Today I received the Fisher House Newsletter (of the Cambridge University Catholic chaplaincy) for 2012. On the cover’s list of contents it mentioned “Fr Richard Incledon RIP.” He happened to be the chaplain at Cambridge between 1966 and 1977. As I was an undergraduate between 1965 and 1968, we had crossed paths; thus I was interested to read the newsletter’s obituary, written by Peter Glazebrook.
As obituaries do, it said all sorts of kind things, mentioning Fr Incledon’s academic successes (a double First at Oxford), his generosity, his ecumenical spirit and his support for the redevelopment of the chaplaincy. Then came the last paragraph. It stated: “All this came after the publication of Humanae Vitae which, for Richard, as for many other priests, was a turning point. He made no secret of finding its reasoning unconvincing and its authority dubious: a Catholic should consider it carefully, but was not obliged to assent to it. He was summoned to Archbishop’s House. His card was marked and the institutional Church deprived itself of an outstanding (if demanding) seminary rector and a diocesan bishop who would have brought great distinction to the episcopate. Whether Richard saw it this way is not altogether clear. He undoubtedly found much fulfilment, and gained a multitude of devoted friends, as a chaplain and a parish priest.”
All this is rather speculative. Whether the “institutional church” was deprived of an outstanding bishop we will never know this side of heaven. Incidentally, the Catholic Herald of 1968, the year of Humanae Vitae’s publication, took a similar view, according to former editor Gerard Noel. It tried to steer a via media between the Universe, which said Catholics were obliged to assent to the papal encyclical, and the Tablet, for whom it was a very bitter pill: readers, the Herald thought, should make themselves acquainted with what Pope Paul VI wrote and then follow their conscience. I rather suspect this was a polite cop-out.
Alongside the obituary, Fr Anthony Keefe, a former undergraduate who had known Fr Incledon – and who had arrived the autumn after I had gone down – wrote: “In the aftermath of Humanae Vitae, Richard was particularly generous in his support of priests whose superiors had been especially heavy-handed – but then generosity was his watchword. Fisher House was always a refugium peccatorum, yet it was not permitted to be a hiding-hole. Richard demanded of Catholic students that they play their part in the wider world of the university: he disbanded the Fisher Society, which he considered too insular and as encouraging ‘chaplaincy mice’.”
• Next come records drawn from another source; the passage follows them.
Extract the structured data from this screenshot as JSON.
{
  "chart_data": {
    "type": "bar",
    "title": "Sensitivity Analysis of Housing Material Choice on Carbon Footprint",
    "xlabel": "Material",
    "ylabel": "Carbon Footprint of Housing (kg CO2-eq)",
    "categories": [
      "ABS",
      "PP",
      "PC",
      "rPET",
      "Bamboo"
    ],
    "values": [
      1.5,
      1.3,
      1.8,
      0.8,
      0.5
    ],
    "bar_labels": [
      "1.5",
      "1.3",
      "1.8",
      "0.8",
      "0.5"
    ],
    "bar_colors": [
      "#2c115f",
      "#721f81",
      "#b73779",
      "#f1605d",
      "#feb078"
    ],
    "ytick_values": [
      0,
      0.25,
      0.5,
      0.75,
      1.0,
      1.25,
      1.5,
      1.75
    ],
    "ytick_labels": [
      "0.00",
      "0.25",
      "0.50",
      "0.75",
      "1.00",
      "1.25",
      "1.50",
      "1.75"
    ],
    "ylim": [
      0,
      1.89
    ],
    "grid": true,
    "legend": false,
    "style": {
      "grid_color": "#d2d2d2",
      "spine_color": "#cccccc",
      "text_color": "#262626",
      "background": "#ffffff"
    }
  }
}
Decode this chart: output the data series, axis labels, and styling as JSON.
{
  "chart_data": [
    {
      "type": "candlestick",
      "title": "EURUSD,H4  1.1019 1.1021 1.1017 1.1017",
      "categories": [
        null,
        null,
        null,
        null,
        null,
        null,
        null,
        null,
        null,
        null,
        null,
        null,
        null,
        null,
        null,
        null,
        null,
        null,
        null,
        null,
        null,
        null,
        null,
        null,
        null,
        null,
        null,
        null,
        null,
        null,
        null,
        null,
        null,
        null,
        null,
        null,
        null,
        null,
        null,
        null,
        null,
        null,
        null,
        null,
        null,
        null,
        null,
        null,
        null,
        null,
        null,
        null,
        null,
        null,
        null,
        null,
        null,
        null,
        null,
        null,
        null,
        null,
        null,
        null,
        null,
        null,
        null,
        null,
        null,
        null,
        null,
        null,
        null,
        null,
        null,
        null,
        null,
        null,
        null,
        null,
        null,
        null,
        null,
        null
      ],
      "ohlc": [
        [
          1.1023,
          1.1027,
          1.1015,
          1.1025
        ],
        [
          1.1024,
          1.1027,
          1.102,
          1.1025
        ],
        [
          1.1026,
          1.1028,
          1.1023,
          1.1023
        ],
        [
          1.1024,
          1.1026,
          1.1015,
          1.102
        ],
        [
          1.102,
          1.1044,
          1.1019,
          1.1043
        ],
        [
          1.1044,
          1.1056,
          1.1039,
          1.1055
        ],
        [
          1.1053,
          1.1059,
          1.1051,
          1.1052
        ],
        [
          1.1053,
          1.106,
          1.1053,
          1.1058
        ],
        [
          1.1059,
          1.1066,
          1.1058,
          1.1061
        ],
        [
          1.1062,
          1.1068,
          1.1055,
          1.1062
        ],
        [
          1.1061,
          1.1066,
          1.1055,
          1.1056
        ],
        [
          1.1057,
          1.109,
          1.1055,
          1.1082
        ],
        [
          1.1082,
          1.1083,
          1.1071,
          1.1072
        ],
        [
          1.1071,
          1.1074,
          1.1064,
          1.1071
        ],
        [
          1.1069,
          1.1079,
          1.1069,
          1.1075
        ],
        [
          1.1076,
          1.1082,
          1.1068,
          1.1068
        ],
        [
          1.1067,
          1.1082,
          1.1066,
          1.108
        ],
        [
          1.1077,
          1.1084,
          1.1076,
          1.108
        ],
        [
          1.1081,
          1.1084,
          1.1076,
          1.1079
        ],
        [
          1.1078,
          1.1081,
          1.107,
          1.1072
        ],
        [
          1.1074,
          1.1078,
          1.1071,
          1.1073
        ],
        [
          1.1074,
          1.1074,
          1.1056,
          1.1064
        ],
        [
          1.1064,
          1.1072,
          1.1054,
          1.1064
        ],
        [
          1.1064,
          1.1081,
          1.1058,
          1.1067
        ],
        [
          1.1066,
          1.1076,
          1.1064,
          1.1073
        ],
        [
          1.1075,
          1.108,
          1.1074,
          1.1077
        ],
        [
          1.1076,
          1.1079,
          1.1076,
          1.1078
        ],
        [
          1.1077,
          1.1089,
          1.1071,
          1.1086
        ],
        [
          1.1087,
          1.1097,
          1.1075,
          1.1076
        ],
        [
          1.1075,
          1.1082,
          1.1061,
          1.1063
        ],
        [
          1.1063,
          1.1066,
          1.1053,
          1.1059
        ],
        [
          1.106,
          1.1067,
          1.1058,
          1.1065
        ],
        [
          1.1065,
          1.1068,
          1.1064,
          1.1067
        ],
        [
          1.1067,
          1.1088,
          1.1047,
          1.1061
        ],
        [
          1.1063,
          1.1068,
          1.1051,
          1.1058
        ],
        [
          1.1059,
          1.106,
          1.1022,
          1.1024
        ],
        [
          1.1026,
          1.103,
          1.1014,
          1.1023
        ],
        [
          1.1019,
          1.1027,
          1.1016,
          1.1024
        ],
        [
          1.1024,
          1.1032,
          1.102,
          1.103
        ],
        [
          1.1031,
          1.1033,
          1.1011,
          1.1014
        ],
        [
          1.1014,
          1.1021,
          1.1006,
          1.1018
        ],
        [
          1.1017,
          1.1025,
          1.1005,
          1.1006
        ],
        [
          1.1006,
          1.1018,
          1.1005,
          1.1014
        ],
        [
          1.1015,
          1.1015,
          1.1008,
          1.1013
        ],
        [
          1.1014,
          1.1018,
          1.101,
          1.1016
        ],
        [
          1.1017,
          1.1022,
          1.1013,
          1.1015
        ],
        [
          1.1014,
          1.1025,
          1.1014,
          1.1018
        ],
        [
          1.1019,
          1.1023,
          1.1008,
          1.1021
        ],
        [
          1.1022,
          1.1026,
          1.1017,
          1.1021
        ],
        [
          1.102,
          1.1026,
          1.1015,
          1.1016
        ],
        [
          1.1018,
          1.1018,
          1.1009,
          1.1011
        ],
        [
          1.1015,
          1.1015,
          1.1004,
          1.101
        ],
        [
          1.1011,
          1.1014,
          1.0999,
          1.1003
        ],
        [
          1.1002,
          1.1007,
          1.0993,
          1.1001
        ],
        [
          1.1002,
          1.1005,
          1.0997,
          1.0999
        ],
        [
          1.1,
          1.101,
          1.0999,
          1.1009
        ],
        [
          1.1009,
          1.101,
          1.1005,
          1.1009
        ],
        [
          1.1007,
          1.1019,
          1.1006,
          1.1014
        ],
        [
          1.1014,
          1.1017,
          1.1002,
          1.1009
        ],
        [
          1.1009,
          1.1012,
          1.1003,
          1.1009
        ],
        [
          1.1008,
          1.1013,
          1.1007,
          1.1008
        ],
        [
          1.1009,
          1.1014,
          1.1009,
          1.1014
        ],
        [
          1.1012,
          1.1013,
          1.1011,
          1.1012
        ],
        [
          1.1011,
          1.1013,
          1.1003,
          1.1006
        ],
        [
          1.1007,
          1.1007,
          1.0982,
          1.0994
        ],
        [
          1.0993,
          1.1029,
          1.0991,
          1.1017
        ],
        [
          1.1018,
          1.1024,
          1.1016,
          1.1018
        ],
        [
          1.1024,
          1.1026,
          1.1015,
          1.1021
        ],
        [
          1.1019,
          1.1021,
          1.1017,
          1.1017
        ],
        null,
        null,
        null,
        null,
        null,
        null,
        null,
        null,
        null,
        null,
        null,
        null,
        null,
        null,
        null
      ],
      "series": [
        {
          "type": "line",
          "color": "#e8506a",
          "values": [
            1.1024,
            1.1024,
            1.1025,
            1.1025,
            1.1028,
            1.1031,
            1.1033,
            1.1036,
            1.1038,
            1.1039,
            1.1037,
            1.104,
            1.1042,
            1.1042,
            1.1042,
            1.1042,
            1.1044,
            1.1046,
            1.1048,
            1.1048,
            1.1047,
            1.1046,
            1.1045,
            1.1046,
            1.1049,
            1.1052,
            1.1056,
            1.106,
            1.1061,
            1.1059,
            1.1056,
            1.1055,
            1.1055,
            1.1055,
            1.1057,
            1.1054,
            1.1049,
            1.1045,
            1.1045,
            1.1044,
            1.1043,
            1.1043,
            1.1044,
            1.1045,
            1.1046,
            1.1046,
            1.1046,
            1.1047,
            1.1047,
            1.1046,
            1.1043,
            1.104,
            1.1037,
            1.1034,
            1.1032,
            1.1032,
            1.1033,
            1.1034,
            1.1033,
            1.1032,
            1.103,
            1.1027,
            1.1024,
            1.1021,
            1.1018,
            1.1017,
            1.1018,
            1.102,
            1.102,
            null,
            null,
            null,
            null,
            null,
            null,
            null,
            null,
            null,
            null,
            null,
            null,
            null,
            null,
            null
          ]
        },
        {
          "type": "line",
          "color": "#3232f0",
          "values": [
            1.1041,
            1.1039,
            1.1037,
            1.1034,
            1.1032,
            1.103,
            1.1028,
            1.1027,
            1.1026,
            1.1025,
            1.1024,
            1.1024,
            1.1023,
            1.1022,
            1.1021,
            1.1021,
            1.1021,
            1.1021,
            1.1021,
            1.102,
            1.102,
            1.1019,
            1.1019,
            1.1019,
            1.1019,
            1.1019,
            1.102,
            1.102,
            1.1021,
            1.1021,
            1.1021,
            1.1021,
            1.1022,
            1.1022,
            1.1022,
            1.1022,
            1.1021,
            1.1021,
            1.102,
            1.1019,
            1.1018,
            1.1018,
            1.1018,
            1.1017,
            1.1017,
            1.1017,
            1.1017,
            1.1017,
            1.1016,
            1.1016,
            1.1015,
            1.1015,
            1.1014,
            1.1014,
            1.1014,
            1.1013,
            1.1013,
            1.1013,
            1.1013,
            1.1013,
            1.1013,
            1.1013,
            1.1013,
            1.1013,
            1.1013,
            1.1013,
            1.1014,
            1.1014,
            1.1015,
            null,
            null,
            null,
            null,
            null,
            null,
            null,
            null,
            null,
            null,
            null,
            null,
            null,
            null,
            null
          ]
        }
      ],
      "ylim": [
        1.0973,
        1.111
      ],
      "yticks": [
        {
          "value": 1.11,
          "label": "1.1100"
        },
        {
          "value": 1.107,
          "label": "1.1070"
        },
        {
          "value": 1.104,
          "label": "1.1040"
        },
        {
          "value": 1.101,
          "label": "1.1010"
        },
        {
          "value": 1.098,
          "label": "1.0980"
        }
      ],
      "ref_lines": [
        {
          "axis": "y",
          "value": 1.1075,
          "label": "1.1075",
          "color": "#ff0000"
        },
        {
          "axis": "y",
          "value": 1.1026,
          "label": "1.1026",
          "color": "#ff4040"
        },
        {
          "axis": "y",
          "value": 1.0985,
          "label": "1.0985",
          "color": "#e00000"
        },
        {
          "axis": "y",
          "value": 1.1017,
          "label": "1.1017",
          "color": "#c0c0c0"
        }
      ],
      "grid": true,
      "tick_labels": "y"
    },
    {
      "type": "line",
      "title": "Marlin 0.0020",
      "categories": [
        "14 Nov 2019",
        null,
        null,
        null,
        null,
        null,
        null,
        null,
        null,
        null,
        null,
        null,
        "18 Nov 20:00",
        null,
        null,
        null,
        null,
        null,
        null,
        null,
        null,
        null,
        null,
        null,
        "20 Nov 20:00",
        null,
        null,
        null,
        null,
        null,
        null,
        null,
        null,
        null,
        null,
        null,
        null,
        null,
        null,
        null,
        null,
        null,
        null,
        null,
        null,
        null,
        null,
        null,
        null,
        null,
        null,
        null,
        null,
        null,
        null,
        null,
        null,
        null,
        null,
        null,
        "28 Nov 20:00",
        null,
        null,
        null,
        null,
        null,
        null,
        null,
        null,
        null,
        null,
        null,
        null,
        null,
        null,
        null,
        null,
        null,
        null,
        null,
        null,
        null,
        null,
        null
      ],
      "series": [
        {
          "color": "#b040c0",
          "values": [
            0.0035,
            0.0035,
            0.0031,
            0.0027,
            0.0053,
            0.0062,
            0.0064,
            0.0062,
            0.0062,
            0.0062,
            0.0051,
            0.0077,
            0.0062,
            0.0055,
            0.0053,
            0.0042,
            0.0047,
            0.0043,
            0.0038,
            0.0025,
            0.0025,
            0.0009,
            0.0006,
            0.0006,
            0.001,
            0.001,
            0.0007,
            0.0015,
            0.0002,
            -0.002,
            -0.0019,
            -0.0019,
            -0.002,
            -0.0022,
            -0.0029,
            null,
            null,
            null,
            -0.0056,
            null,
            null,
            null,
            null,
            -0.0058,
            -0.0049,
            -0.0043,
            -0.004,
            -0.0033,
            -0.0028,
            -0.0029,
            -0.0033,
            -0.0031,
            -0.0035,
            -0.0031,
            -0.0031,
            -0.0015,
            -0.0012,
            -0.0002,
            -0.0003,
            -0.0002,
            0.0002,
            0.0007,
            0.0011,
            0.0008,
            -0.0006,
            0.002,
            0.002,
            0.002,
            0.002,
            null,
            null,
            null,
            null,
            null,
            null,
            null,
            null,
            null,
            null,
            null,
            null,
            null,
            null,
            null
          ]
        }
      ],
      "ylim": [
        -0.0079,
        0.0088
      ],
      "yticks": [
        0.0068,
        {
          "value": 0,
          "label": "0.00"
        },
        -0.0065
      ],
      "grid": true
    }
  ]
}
Reading between the lines, this looks as if Fisher House became an unofficial centre of “loyal dissent” as the phrase goes. I also wonder how many Catholic undergraduates were influenced by their chaplain’s line on the authority or otherwise of Humanae Vitae? I mention all this partly through a sad sense of “sic transit gloria mundi” and also because in William Oddie’s recent blog about the new appointment of Fr Philip Egan as eighth bishop for the Diocese of Portsmouth, he adds, intriguingly, that Fr Egan gave a talk in 2009 on the authority of Humanae Vitae “in which he argued that its teaching was proclaimed infallibly from the ordinary magisterium”.
It seems that Fr Egan’s talk took place at St Patrick’s, Soho Square – a centre of loyal assent, I am glad to report – and this is what, inter alia, he said: “It seems to me that there is a persuasive case for believing that the doctrine of Humanae Vitae, regardless of the pastoral difficulty it causes, regardless of the philosophical and theological arguments thrown against it, regardless of the historical conditioning of its neo-scholastic framework, has been, and is being taught infallibly, that is, irreversibly and without error, by the Church’s ordinary universal magisterium.”
I hope very much that Bishop-elect Egan’s appointment will bring distinction to the “institutional Church”. Thank goodness that, for whatever reason – such as his orthodoxy? – his card has not been marked.